No trudno – trzeba, to trzeba. Wystające ze zlewu naczynia tak dobitnie wołały o litość, że zabrałem się za zmywanie. Kubki, szklanki, talerze i… pająk. Ogromny. Musiał wpaść w pułapkę zlewu i nie potrafił się wydostać. Łyżką pomogłem mu wyjść.

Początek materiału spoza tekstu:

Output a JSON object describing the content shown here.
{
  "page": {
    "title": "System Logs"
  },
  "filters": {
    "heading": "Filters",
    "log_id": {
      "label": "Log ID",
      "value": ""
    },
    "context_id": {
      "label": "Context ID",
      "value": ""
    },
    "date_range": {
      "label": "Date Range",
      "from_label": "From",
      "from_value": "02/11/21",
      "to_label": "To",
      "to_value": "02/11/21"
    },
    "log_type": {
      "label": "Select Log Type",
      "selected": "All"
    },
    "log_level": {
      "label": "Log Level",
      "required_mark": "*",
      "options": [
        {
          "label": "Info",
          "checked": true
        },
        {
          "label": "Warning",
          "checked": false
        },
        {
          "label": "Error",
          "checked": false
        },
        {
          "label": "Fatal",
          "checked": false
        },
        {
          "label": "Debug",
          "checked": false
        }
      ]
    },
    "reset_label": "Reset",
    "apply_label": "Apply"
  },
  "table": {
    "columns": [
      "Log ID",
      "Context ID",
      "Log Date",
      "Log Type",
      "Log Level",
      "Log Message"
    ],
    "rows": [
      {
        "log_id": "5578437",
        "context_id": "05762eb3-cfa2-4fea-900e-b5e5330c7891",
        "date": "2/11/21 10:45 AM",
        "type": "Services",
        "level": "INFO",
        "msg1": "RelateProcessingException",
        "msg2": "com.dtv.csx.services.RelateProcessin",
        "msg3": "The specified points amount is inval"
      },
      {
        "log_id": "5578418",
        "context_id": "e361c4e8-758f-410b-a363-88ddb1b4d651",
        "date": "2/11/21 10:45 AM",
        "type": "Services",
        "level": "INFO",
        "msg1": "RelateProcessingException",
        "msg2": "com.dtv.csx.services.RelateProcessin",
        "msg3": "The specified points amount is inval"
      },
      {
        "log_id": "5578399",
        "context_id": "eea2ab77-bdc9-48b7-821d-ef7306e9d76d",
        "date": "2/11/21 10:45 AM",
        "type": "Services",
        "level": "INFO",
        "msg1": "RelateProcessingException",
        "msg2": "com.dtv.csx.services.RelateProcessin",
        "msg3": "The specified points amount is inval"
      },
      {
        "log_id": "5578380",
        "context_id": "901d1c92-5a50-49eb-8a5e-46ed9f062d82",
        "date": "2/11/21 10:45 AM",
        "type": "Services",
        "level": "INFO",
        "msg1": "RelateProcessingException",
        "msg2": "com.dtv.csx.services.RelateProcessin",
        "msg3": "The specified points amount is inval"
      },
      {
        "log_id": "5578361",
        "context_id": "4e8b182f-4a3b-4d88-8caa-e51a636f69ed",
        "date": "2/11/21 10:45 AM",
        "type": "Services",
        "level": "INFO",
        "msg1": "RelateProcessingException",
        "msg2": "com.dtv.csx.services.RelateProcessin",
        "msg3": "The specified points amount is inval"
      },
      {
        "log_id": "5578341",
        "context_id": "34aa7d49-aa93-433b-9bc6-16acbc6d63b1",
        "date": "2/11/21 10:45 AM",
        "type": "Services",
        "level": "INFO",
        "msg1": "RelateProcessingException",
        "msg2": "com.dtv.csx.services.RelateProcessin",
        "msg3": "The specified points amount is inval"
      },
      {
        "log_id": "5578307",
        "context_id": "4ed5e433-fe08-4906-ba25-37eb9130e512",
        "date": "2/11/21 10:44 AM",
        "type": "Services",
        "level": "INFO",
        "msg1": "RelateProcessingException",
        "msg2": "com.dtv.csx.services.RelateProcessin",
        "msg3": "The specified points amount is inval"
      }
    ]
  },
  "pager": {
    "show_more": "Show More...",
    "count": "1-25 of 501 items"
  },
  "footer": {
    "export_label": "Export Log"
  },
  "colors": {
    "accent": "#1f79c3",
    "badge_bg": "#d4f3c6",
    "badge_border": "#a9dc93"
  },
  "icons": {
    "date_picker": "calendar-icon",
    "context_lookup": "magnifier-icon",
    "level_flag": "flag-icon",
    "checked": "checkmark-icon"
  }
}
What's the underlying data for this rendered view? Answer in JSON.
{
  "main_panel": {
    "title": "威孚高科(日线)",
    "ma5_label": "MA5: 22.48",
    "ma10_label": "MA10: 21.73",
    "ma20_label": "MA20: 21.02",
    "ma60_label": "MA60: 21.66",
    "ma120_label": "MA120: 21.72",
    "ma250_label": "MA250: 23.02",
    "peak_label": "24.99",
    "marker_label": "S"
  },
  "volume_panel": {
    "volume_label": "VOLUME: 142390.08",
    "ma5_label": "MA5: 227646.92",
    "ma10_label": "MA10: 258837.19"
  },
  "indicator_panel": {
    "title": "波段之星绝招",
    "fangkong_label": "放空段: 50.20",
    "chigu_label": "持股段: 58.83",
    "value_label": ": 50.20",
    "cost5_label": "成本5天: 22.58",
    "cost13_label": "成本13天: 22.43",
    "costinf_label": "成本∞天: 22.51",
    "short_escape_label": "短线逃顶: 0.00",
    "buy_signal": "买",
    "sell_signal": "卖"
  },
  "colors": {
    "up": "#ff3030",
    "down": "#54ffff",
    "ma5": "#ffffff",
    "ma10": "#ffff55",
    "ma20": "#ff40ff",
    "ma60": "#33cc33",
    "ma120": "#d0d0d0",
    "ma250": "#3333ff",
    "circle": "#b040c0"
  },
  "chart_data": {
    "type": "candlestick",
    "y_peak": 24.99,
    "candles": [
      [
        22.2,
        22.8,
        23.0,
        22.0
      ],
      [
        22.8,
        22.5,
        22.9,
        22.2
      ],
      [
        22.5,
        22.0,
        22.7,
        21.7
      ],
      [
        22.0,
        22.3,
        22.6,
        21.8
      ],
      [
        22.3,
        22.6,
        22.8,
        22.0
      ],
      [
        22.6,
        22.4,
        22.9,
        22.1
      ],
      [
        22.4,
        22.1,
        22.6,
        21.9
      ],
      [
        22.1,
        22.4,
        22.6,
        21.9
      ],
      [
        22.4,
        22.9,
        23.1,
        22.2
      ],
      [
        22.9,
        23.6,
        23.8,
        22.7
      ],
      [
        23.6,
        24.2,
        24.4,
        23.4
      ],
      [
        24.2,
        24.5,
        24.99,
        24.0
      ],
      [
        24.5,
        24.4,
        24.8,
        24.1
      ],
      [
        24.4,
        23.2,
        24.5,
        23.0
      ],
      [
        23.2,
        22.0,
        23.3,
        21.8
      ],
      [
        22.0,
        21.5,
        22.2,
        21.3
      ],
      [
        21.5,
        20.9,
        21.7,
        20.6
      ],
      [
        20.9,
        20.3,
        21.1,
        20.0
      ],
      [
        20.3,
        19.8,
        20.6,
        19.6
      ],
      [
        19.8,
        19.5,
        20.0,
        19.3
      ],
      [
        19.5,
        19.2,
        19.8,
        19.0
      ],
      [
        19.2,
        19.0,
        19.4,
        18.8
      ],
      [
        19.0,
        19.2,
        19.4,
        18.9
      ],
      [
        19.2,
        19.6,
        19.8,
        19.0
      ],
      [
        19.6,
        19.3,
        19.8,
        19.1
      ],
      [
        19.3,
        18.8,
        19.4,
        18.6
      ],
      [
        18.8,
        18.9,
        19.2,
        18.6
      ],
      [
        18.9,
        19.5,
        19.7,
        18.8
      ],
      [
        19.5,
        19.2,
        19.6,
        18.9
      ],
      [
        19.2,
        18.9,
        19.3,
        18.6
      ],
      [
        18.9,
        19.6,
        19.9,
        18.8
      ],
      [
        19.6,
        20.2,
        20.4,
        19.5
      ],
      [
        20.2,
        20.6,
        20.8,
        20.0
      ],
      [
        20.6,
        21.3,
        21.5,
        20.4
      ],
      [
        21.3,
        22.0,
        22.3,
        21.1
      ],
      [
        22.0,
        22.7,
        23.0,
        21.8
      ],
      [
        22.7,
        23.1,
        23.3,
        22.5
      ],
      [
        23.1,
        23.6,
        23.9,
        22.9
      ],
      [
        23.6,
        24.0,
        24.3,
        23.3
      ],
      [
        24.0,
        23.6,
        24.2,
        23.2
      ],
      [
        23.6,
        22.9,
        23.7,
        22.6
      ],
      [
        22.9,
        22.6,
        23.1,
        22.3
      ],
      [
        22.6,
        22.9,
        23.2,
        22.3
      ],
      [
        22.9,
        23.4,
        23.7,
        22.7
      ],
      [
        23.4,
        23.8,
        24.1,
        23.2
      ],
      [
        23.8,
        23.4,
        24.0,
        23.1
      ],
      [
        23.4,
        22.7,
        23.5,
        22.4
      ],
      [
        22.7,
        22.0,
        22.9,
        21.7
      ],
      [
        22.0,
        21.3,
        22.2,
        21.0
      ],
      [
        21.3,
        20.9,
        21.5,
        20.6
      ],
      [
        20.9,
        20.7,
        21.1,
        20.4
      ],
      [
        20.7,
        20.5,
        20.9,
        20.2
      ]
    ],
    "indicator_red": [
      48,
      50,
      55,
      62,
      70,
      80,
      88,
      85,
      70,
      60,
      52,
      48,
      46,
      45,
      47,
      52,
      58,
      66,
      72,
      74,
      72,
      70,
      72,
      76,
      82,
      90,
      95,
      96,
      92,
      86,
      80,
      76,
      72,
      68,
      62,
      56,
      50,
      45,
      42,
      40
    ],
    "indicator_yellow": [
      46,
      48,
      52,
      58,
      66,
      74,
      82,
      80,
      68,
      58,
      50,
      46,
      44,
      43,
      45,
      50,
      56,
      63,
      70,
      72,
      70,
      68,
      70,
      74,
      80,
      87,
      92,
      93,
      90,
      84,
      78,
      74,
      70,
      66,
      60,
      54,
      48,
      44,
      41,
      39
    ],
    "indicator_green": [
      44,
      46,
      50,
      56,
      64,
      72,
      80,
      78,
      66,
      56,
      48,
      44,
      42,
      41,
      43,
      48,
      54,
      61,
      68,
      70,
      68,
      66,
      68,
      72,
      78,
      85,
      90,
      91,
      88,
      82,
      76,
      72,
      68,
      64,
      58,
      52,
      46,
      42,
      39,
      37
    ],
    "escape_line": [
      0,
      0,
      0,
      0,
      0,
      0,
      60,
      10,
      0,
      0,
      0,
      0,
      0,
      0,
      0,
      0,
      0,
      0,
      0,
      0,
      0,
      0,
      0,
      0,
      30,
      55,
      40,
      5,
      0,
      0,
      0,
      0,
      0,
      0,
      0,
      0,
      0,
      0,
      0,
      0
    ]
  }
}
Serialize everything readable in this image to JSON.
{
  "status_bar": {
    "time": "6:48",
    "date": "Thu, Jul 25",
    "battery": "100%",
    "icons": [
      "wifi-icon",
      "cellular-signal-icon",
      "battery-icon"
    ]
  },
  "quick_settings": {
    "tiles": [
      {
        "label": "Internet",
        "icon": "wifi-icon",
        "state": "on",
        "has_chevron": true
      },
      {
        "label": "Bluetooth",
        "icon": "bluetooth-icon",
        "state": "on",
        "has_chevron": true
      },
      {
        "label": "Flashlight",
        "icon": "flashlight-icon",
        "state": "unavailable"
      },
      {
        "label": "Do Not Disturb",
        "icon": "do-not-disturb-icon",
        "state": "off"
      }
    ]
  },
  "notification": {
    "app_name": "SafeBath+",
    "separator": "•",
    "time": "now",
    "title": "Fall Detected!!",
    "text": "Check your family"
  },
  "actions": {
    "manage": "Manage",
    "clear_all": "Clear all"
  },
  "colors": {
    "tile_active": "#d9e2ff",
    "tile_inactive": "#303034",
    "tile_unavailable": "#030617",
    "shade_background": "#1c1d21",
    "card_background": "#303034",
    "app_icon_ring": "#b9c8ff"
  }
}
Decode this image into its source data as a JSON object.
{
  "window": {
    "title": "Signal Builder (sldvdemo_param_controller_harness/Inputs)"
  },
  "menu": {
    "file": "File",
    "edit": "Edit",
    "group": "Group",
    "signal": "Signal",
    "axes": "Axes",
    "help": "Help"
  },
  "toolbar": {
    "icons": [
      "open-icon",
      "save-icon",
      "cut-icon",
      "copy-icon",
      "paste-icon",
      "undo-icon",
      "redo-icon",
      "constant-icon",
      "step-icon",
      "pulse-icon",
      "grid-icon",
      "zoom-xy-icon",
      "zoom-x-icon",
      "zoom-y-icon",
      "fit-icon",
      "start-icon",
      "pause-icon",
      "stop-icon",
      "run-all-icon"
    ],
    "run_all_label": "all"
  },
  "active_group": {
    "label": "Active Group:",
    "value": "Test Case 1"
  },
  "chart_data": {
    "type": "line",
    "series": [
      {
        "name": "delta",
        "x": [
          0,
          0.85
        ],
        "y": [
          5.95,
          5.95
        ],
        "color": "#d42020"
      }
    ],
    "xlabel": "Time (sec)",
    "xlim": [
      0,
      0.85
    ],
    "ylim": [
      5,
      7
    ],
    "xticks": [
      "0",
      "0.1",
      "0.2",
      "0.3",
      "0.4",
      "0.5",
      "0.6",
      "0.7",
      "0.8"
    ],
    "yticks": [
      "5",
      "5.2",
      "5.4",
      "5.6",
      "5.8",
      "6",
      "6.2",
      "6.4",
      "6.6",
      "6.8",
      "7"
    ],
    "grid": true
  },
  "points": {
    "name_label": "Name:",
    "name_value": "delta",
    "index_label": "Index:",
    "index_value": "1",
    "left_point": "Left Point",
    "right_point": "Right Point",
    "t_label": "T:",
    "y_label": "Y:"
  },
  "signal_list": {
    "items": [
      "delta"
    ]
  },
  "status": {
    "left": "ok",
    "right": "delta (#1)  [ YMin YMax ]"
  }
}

— Idź i przynieś mi bogactwo i sławę — powiedziałem do niego z uśmiechem, lecz pająk nie ruszał się. — Chyba za dużo nie oczekuję za uratowanie życia?
Nie było mnie w nocy w domu, więc może biedak siedział w zlewie już dwie doby! I jeszcze teraz tak gorąca woda! Stał niepewnie na brzegu zlewu i chwiał się na chudych nogach. Pomyślałem, że chciałbym zobaczyć jego spojrzenie, bo może bym z niego wyczytał, jak się zapatrywał na realizację mojej prośby.
— Jesteś podły i tyle — powiedziała Madmu Łazel. — Przecież widzisz, że pajęczak ledwo żyje, a ty o kasie i sławie ̶ prychnęła.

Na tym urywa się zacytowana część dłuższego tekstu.